A Su Alteza, el Rajá de Jehangar.

Su Alteza:

Tengo entendido que está usted interesado en conocer la identidad de la dama que se hospeda en el Hotel de París bajo el nombre de Mademoiselle Fantome. Yo puedo proporcionar esa información. Si está suficientemente interesado para persuadirme a divulgarla, podré verlo cuando lo estime conveniente.

Su más seguro servidor.

Henry Dulton.

El Rajá le devolvió la carta al jefe de Seguridad.

—No conozco personalmente a este hombre —dijo—. Pero uno de mis ayudantes puede haberse puesto en contacto con él. Mencionó que conocía a alguien que podía proporcionar información sobre esa dama. ¿Desea hablar con él?

—Le agradecería a Su Alteza que me lo permitiera.

—Haré que lo conduzcan al otro salón —dijo el Rajá, pero, antes de llamar, añadió pensativo—: es una lástima que el hombre haya muerto antes de darme la información que yo quería.
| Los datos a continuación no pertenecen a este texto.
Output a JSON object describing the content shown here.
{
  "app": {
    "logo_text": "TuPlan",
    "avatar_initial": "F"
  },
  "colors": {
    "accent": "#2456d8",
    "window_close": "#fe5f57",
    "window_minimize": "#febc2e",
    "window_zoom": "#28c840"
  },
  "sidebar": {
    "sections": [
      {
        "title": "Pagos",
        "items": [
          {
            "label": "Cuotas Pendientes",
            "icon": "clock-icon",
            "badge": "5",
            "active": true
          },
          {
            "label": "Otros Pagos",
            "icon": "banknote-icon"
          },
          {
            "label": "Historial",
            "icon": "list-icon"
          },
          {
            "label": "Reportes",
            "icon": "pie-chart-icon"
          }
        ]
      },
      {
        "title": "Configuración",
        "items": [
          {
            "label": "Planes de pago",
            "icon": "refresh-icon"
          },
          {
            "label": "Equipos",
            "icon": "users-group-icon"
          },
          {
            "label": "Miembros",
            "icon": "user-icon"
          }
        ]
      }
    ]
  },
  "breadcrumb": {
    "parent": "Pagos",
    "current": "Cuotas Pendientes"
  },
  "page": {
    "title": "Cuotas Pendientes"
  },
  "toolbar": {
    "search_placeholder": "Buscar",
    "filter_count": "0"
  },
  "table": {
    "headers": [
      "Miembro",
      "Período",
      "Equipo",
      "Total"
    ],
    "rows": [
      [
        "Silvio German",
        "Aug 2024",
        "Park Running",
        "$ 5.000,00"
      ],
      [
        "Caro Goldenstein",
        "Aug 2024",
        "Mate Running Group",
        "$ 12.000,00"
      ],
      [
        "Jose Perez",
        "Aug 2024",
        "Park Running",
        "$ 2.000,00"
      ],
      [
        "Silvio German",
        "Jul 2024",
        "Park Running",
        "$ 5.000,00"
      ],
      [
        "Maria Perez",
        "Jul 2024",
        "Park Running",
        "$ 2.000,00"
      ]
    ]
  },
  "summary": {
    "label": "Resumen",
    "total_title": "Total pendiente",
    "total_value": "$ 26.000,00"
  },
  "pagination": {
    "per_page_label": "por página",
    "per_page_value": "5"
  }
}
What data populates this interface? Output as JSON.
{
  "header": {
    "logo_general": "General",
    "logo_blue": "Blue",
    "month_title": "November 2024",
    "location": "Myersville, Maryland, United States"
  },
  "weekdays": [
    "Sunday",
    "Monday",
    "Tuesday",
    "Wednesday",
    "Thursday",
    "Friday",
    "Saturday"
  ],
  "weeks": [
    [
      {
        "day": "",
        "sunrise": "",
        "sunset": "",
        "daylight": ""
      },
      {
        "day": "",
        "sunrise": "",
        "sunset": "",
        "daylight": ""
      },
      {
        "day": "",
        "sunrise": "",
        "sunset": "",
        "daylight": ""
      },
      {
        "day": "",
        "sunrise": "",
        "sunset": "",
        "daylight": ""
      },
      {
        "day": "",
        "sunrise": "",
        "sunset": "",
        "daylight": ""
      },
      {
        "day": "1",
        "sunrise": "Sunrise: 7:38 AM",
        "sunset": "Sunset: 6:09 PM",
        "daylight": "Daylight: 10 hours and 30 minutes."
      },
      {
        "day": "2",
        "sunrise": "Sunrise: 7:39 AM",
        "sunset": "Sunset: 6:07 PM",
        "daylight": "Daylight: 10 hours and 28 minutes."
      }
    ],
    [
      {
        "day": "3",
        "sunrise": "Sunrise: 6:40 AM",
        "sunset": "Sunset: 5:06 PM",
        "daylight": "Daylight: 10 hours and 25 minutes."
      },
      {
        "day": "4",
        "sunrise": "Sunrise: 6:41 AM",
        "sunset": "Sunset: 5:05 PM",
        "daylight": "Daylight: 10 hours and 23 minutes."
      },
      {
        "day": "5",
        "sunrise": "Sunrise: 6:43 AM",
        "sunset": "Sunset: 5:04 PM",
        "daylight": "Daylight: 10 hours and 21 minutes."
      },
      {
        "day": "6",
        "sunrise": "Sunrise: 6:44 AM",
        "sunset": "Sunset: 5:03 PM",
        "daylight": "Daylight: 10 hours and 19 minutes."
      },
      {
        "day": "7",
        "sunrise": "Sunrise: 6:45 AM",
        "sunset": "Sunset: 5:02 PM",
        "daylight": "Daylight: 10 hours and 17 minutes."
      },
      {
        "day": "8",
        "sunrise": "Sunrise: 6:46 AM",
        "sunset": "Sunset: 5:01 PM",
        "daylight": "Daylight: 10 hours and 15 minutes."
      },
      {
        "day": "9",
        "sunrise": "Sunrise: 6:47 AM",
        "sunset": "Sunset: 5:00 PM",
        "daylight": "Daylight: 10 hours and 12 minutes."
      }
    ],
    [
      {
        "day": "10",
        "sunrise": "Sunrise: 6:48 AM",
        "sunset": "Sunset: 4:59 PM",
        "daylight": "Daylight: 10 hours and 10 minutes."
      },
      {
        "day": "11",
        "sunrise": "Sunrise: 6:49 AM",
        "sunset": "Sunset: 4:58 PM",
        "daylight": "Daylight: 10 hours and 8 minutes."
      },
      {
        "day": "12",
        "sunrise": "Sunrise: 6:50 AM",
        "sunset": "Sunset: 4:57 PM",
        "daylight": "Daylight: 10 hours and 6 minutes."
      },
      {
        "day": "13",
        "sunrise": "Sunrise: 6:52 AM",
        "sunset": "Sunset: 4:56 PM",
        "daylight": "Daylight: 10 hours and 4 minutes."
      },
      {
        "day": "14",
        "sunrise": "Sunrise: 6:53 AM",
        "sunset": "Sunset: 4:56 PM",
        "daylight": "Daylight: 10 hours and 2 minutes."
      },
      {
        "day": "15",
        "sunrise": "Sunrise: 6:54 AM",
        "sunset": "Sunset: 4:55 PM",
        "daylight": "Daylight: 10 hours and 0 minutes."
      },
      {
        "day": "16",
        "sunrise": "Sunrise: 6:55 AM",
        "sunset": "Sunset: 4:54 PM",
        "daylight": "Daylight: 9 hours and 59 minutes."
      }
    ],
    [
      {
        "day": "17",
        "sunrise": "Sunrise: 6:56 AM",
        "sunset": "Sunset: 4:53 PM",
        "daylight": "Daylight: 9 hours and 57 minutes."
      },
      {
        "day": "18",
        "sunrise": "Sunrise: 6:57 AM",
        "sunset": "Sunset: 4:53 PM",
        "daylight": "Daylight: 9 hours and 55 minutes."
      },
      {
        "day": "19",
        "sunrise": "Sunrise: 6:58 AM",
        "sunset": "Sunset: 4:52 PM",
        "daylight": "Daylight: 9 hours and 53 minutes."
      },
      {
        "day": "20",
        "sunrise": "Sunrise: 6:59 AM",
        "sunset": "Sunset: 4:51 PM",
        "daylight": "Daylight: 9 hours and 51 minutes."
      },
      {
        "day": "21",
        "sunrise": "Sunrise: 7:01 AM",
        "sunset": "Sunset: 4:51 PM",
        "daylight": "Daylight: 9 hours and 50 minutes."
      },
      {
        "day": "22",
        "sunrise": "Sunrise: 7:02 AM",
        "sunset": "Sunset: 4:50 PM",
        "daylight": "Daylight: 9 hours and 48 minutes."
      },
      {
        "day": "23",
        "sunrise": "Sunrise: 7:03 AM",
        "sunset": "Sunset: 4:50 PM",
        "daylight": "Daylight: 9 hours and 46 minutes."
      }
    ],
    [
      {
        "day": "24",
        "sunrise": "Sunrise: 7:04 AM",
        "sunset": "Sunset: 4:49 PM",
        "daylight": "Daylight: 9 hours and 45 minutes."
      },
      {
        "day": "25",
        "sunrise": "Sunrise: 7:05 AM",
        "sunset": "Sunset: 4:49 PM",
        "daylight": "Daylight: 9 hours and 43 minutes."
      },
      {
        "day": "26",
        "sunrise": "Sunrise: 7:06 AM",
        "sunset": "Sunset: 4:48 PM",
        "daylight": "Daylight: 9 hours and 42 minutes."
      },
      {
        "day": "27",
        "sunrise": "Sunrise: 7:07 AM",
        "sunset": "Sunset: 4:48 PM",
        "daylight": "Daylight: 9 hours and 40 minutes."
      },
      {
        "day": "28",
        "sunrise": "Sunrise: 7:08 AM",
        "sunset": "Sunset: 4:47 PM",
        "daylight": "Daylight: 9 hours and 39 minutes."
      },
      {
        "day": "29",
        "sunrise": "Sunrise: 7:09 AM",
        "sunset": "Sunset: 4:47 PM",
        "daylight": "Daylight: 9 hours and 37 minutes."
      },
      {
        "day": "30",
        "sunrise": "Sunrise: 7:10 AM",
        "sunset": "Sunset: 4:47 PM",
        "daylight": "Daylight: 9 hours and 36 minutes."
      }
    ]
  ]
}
—En efecto, Su Alteza y lamento no poder ayudarle en este asunto. No conocemos a Mademoiselle Fantome ni a la dama que la acompaña, Lady Secret. Varias personas han hecho preguntas discretas, porque las dos damas han despertado la curiosidad de Montecarlo.

—Por desgracia el señor Dulton, o quien quiera que sea, murió demasiado pronto. ¿Está seguro de que fue un suicidio?

—Sí, Su Alteza. Encontramos una pistola junto a él y la herida de su cabeza fue hecha con esa misma arma.

—Convincente evidencia, por supuesto. ¿No había nada de interés en sus objetos personales?

—Muy pocas cosas. Sólo ésta su billetera y me temo que no contiene nada que pueda darnos una pista. Sólo unas de sus tarjetas de visita y otras anunciando lugares de diversión en París.

Monsieur Gutier abrió la billetera y extendió su contenido sobre la mesa.

—Parece que el señor Dulton no tenía una manera muy decorosa de ganarse la vida —dijo—. Por ejemplo, aquí hay una tarjeta del número cinco de la Rue de Roi. Su alteza tal vez ha oído hablar de ese establecimiento, cuya reputación es ampliamente conocida. Henry Dulton debe haber recibido comisiones por proporcionarles clientes. Efectuaremos pesquisas en París, pero dudo mucho que puedan revelarnos la causa de su muerte.

El Rajá tomó una de las tarjetas a que se refería el jefe de Policía.

Era una cartulina sencilla en la que se leían las palabras: «Número Cinco de la Rue de Roi» y, en la esquina izquierda: «La casa más elegante de París». En la esquina inferior derecha, impreso en letras pequeñas, un nombre de mujer: «Madame Bleuet».

El Rajá lanzó una exclamación:

—¡Madame Bleuet! —repitió excitado—. ¡Madame Bleuet! ¡Yo nunca olvido un rostro, nunca!